Andrew Ho wrote:

On Fri, 30 Apr 2004, Thomas Beale wrote:
...


Telephone1/telephone2 and similar ideas are really not good modelling,
and will almost instantly break, as well as having limited use from the
outset in widely different cultures/environments.



Thomas, Just as an example, how would OpenEHR "model" telephone1 and telephone2?



Firstly, the model is at http://www.openehr.org/Doc_html/Reference/Information/demographic.htm (this link will probably break in 24 hr due to website changeover..).

You will see that the object structure is
PARTY
   contacts [0..*]
      CONTACT
         addresses [0..*]
            ADDRESS

Now consider what it is you really want record: it is things like:
- business hours contacts, e.g. might be a phone, plus email
- out of business hours, might be another phone, plus a mobile, plus a postal address
- emergency number, anytime
- physical home address
- etc


Each "contact" has some purpose and valid time interval (might be repeating, as in the case of "business hours"); then for each contact, e.g. the second one above, there might be more than one kind of "address" - e..g phone, email, postal and so on.

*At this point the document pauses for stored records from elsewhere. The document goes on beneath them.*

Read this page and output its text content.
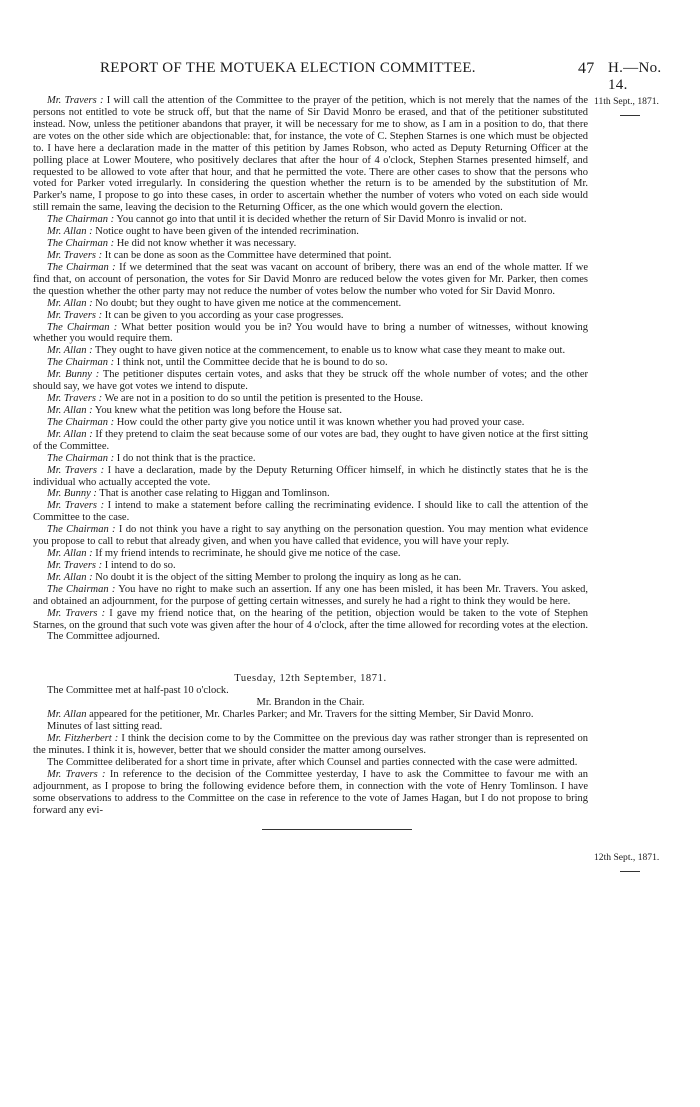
REPORT OF THE MOTUEKA ELECTION COMMITTEE.	47 H.—No. 14.
11th Sept., 1871.
12th Sept., 1871.

Mr. Travers : I will call the attention of the Committee to the prayer of the petition, which is not merely that the names of the persons not entitled to vote be struck off, but that the name of Sir David Monro be erased, and that of the petitioner substituted instead. Now, unless the petitioner abandons that prayer, it will be necessary for me to show, as I am in a position to do, that there are votes on the other side which are objectionable: that, for instance, the vote of C. Stephen Starnes is one which must be objected to. I have here a declaration made in the matter of this petition by James Robson, who acted as Deputy Returning Officer at the polling place at Lower Moutere, who positively declares that after the hour of 4 o'clock, Stephen Starnes presented himself, and requested to be allowed to vote after that hour, and that he permitted the vote. There are other cases to show that the persons who voted for Parker voted irregularly. In considering the question whether the return is to be amended by the substitution of Mr. Parker's name, I propose to go into these cases, in order to ascertain whether the number of voters who voted on each side would still remain the same, leaving the decision to the Returning Officer, as the one which would govern the election.

The Chairman : You cannot go into that until it is decided whether the return of Sir David Monro is invalid or not.

Mr. Allan : Notice ought to have been given of the intended recrimination.

The Chairman : He did not know whether it was necessary.

Mr. Travers : It can be done as soon as the Committee have determined that point.

The Chairman : If we determined that the seat was vacant on account of bribery, there was an end of the whole matter. If we find that, on account of personation, the votes for Sir David Monro are reduced below the votes given for Mr. Parker, then comes the question whether the other party may not reduce the number of votes below the number who voted for Sir David Monro.

Mr. Allan : No doubt; but they ought to have given me notice at the commencement.

Mr. Travers : It can be given to you according as your case progresses.

The Chairman : What better position would you be in? You would have to bring a number of witnesses, without knowing whether you would require them.

Mr. Allan : They ought to have given notice at the commencement, to enable us to know what case they meant to make out.

The Chairman : I think not, until the Committee decide that he is bound to do so.

Mr. Bunny : The petitioner disputes certain votes, and asks that they be struck off the whole number of votes; and the other should say, we have got votes we intend to dispute.

Mr. Travers : We are not in a position to do so until the petition is presented to the House.

Mr. Allan : You knew what the petition was long before the House sat.

The Chairman : How could the other party give you notice until it was known whether you had proved your case.

Mr. Allan : If they pretend to claim the seat because some of our votes are bad, they ought to have given notice at the first sitting of the Committee.

The Chairman : I do not think that is the practice.

Mr. Travers : I have a declaration, made by the Deputy Returning Officer himself, in which he distinctly states that he is the individual who actually accepted the vote.

Mr. Bunny : That is another case relating to Higgan and Tomlinson.

Mr. Travers : I intend to make a statement before calling the recriminating evidence. I should like to call the attention of the Committee to the case.

The Chairman : I do not think you have a right to say anything on the personation question. You may mention what evidence you propose to call to rebut that already given, and when you have called that evidence, you will have your reply.

Mr. Allan : If my friend intends to recriminate, he should give me notice of the case.

Mr. Travers : I intend to do so.

Mr. Allan : No doubt it is the object of the sitting Member to prolong the inquiry as long as he can.

The Chairman : You have no right to make such an assertion. If any one has been misled, it has been Mr. Travers. You asked, and obtained an adjournment, for the purpose of getting certain witnesses, and surely he had a right to think they would be here.

Mr. Travers : I gave my friend notice that, on the hearing of the petition, objection would be taken to the vote of Stephen Starnes, on the ground that such vote was given after the hour of 4 o'clock, after the time allowed for recording votes at the election.

The Committee adjourned.

Tuesday, 12th September, 1871.

The Committee met at half-past 10 o'clock.

Mr. Brandon in the Chair.

Mr. Allan appeared for the petitioner, Mr. Charles Parker; and Mr. Travers for the sitting Member, Sir David Monro.

Minutes of last sitting read.

Mr. Fitzherbert : I think the decision come to by the Committee on the previous day was rather stronger than is represented on the minutes. I think it is, however, better that we should consider the matter among ourselves.

The Committee deliberated for a short time in private, after which Counsel and parties connected with the case were admitted.

Mr. Travers : In reference to the decision of the Committee yesterday, I have to ask the Committee to favour me with an adjournment, as I propose to bring the following evidence before them, in connection with the vote of Henry Tomlinson. I have some observations to address to the Committee on the case in reference to the vote of James Hagan, but I do not propose to bring forward any evi-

So you can probably see that recording telephone1 and telephone2 in a flat structure are not going to model any of this very normal reality of contacting people.

The reason we and many others have gone to the trouble of doing more
than simple-minded modelling is to get out of the numerous problems that
such modelling brings with it.



There are always design trade-offs. Let's investigate this simple example a bit more so we can better understand the benefits and risks of using simple-minded vs. impractical modelling approaches. :-)



I agree: examine it carefully, and consider other similar deficiencies in such models, and the combinatorial effects such approaches can have. But I would also say: a lot of these problems are well known, understood and documented in IT; hopefully people here don't want to go and rediscover it all again the hard way.